I’ve always been fascinated by Chernobyl, combining as it does my interests in crumbling Soviet infrastructure, desolate landscapes, and the dull sense that mankind is hurtling towards its own destruction. It’s hard for pessimistic weirdos like me not to invest the place with a kind of strange, impossible-to-describe romance, especially after falling in love with (Chernobyl-predating) films like Stalker, and novels like Roadside Picnic, both of which have been eagerly adopted by the Chernobyl-obsessed fanboys of the world.

Svetlana Alexievich’s book Voices of Chernobyl is the best antidote I’ve found for this weird romanticism. Her series of extended interviews cut through the images of haunting beauty we see so often now – Pripyat abandoned, reclaimed by nature; abandoned schoolbooks and rows of decommissioned jeeps and the branches of trees straining through crumbling ceilings – to what what we should really think of when we think of Chernobyl: a series of preventable bureaucratic failures that led to decades of suffering almost too widespread and myriad to comprehend.

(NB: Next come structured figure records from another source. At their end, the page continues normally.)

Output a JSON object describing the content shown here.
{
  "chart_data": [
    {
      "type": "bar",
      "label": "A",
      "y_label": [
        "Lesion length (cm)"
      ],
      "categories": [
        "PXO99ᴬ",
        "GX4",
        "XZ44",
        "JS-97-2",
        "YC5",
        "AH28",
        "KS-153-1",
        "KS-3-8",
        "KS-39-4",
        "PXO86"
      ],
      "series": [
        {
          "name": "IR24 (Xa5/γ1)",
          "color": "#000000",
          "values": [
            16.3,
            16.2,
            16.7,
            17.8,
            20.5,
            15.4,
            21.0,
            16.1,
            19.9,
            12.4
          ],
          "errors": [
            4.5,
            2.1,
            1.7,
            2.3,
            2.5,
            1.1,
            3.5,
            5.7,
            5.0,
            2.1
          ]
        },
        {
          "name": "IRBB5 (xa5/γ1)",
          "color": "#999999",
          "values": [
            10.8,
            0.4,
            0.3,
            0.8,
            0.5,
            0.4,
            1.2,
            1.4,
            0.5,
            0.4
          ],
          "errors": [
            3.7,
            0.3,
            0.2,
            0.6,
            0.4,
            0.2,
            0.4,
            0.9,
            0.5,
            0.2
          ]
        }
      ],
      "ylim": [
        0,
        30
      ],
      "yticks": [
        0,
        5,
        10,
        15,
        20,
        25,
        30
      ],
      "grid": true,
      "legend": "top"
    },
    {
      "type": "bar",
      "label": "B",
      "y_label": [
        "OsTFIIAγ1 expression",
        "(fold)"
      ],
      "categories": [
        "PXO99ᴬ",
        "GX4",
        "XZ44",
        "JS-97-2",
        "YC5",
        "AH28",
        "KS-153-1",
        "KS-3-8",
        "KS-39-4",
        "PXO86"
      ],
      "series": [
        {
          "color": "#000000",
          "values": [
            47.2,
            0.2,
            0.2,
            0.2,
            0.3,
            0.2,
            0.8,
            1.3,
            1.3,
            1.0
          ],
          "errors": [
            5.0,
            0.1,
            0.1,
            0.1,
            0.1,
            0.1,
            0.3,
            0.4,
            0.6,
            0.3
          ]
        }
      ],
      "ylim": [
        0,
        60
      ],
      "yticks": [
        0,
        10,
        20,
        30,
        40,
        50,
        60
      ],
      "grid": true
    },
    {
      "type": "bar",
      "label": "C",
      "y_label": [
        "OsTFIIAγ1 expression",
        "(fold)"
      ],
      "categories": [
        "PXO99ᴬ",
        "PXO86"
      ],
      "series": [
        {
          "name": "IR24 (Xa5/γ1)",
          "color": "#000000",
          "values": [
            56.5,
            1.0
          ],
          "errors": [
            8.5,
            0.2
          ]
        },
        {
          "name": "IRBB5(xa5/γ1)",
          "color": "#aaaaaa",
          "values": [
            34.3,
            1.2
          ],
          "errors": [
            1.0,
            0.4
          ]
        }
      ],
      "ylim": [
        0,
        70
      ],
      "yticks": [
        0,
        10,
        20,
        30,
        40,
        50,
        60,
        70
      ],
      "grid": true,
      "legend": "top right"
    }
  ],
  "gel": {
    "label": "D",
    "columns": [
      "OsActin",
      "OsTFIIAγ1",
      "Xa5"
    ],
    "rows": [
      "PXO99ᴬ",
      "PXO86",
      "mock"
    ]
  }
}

Presented as extended monologues on the part of her interviewees, rather than the traditional question-and-answer format, Voices of Chernobyl feels incredibly intimate, and this approach lets the real individuality of the victims of the disaster and its 30-year-and-counting aftermath show through. Residents forced to evacuate in the middle of the night, taking next to nothing on the understanding that they would be returning any day; Soviet administrators scrambling to deal with the fallout (radioactive and otherwise) while maintaining the standing of the regime they serve; people who illegally returned to live in the exclusion zone, unable or unwilling to countenance a danger all around them they can neither see nor feel; soldiers ordered to contain the deadly meltdown, shovelling radioactive debris within spitting distance of the reactor, wearing no protective clothing whatsoever; wives of these men decades later as their bodies begin to literally fall apart.

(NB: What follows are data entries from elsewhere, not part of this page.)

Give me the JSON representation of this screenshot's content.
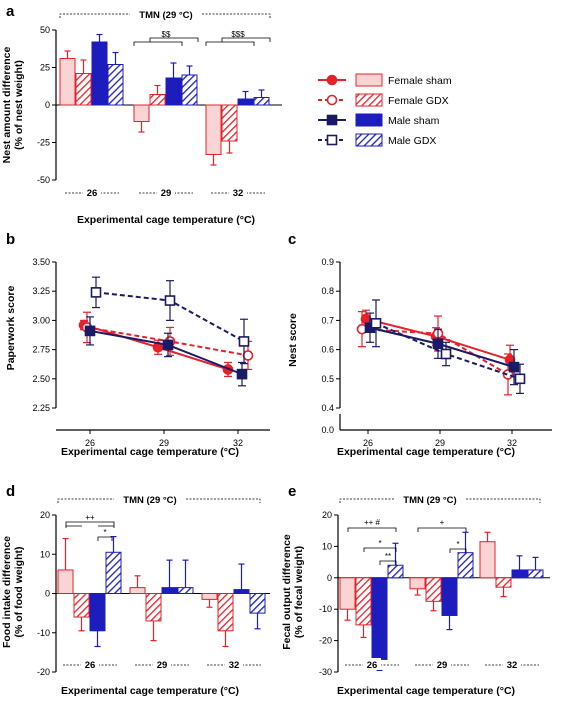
{
  "colors": {
    "female": "#e8202a",
    "female_light": "#f9d4d4",
    "male": "#1d1dbe",
    "male_dark": "#1a1a66"
  },
  "legend": {
    "items": [
      {
        "label": "Female sham",
        "color": "#e8202a",
        "dashed": false,
        "marker": "circle-filled",
        "bar": "light"
      },
      {
        "label": "Female GDX",
        "color": "#e8202a",
        "dashed": true,
        "marker": "circle-open",
        "bar": "hatched"
      },
      {
        "label": "Male sham",
        "color": "#1a1a66",
        "dashed": false,
        "marker": "square-filled",
        "bar": "solid"
      },
      {
        "label": "Male GDX",
        "color": "#1a1a66",
        "dashed": true,
        "marker": "square-open",
        "bar": "hatched"
      }
    ]
  },
  "chart_data": [
    {
      "id": "a",
      "panel_label": "a",
      "type": "bar",
      "ylabel": [
        "Nest amount difference",
        "(% of nest weight)"
      ],
      "xlabel": "Experimental cage temperature (°C)",
      "categories": [
        "26",
        "29",
        "32"
      ],
      "ylim": [
        -50,
        50
      ],
      "yticks": [
        -50,
        -25,
        0,
        25,
        50
      ],
      "bracket_text": "TMN (29 °C)",
      "series": [
        {
          "name": "Female sham",
          "values": [
            31,
            -11,
            -33
          ],
          "errors": [
            5,
            7,
            7
          ]
        },
        {
          "name": "Female GDX",
          "values": [
            21,
            7,
            -24
          ],
          "errors": [
            9,
            6,
            8
          ]
        },
        {
          "name": "Male sham",
          "values": [
            42,
            18,
            4
          ],
          "errors": [
            5,
            10,
            5
          ]
        },
        {
          "name": "Male GDX",
          "values": [
            27,
            20,
            5
          ],
          "errors": [
            8,
            6,
            5
          ]
        }
      ],
      "annotations": [
        {
          "text": "$$",
          "category": 1
        },
        {
          "text": "$$$",
          "category": 2
        }
      ]
    },
    {
      "id": "b",
      "panel_label": "b",
      "type": "line",
      "ylabel": [
        "Paperwork score"
      ],
      "xlabel": "Experimental cage temperature (°C)",
      "x": [
        26,
        29,
        32
      ],
      "ylim": [
        2.25,
        3.5
      ],
      "yticks": [
        "2.25",
        "2.50",
        "2.75",
        "3.00",
        "3.25",
        "3.50"
      ],
      "series": [
        {
          "name": "Female sham",
          "values": [
            2.96,
            2.77,
            2.58
          ],
          "errors": [
            0.04,
            0.06,
            0.06
          ]
        },
        {
          "name": "Female GDX",
          "values": [
            2.94,
            2.82,
            2.7
          ],
          "errors": [
            0.13,
            0.12,
            0.12
          ]
        },
        {
          "name": "Male sham",
          "values": [
            2.91,
            2.79,
            2.54
          ],
          "errors": [
            0.12,
            0.1,
            0.1
          ]
        },
        {
          "name": "Male GDX",
          "values": [
            3.24,
            3.17,
            2.82
          ],
          "errors": [
            0.13,
            0.17,
            0.19
          ]
        }
      ]
    },
    {
      "id": "c",
      "panel_label": "c",
      "type": "line",
      "ylabel": [
        "Nest score"
      ],
      "xlabel": "Experimental cage temperature (°C)",
      "x": [
        26,
        29,
        32
      ],
      "ylim": [
        0.4,
        0.9
      ],
      "yticks": [
        "0.4",
        "0.5",
        "0.6",
        "0.7",
        "0.8",
        "0.9"
      ],
      "break_tick": "0.0",
      "series": [
        {
          "name": "Female sham",
          "values": [
            0.705,
            0.645,
            0.565
          ],
          "errors": [
            0.03,
            0.03,
            0.05
          ]
        },
        {
          "name": "Female GDX",
          "values": [
            0.67,
            0.655,
            0.515
          ],
          "errors": [
            0.06,
            0.06,
            0.07
          ]
        },
        {
          "name": "Male sham",
          "values": [
            0.675,
            0.62,
            0.54
          ],
          "errors": [
            0.05,
            0.05,
            0.06
          ]
        },
        {
          "name": "Male GDX",
          "values": [
            0.69,
            0.585,
            0.5
          ],
          "errors": [
            0.08,
            0.04,
            0.05
          ]
        }
      ]
    },
    {
      "id": "d",
      "panel_label": "d",
      "type": "bar",
      "ylabel": [
        "Food intake difference",
        "(% of food weight)"
      ],
      "xlabel": "Experimental cage temperature (°C)",
      "categories": [
        "26",
        "29",
        "32"
      ],
      "ylim": [
        -20,
        20
      ],
      "yticks": [
        -20,
        -10,
        0,
        10,
        20
      ],
      "bracket_text": "TMN (29 °C)",
      "series": [
        {
          "name": "Female sham",
          "values": [
            6,
            1.5,
            -1.5
          ],
          "errors": [
            8,
            3,
            2
          ]
        },
        {
          "name": "Female GDX",
          "values": [
            -6,
            -7,
            -9.5
          ],
          "errors": [
            3.5,
            5,
            4
          ]
        },
        {
          "name": "Male sham",
          "values": [
            -9.5,
            1.5,
            1
          ],
          "errors": [
            4,
            7,
            6.5
          ]
        },
        {
          "name": "Male GDX",
          "values": [
            10.5,
            1.5,
            -5
          ],
          "errors": [
            4,
            7,
            4
          ]
        }
      ],
      "annotations": [
        {
          "text": "++"
        },
        {
          "text": "*"
        }
      ]
    },
    {
      "id": "e",
      "panel_label": "e",
      "type": "bar",
      "ylabel": [
        "Fecal output difference",
        "(% of fecal weight)"
      ],
      "xlabel": "Experimental cage temperature (°C)",
      "categories": [
        "26",
        "29",
        "32"
      ],
      "ylim": [
        -30,
        20
      ],
      "yticks": [
        -30,
        -20,
        -10,
        0,
        10,
        20
      ],
      "bracket_text": "TMN (29 °C)",
      "series": [
        {
          "name": "Female sham",
          "values": [
            -10,
            -3.5,
            11.5
          ],
          "errors": [
            3.5,
            2,
            3
          ]
        },
        {
          "name": "Female GDX",
          "values": [
            -15,
            -7.5,
            -3
          ],
          "errors": [
            4,
            3,
            3
          ]
        },
        {
          "name": "Male sham",
          "values": [
            -26,
            -12,
            2.5
          ],
          "errors": [
            3.5,
            4.5,
            4.5
          ]
        },
        {
          "name": "Male GDX",
          "values": [
            4,
            8,
            2.5
          ],
          "errors": [
            7,
            6.5,
            4
          ]
        }
      ],
      "annotations": [
        {
          "text": "++ #"
        },
        {
          "text": "*"
        },
        {
          "text": "**"
        },
        {
          "text": "+"
        },
        {
          "text": "*"
        }
      ]
    }
  ]
}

Each story is unique; its own angle on the disaster and its consequences, and if Voices of Chernobyl succeeds at one thing (and it succeeds at many) it’s at transforming history from the general to the individual – the statistic into a million individual tragedies that call out with urgency, indignation, and, at times, an overwhelmed, stultifying sense of apathy. Rarely have I encountered a work of history that felt so human.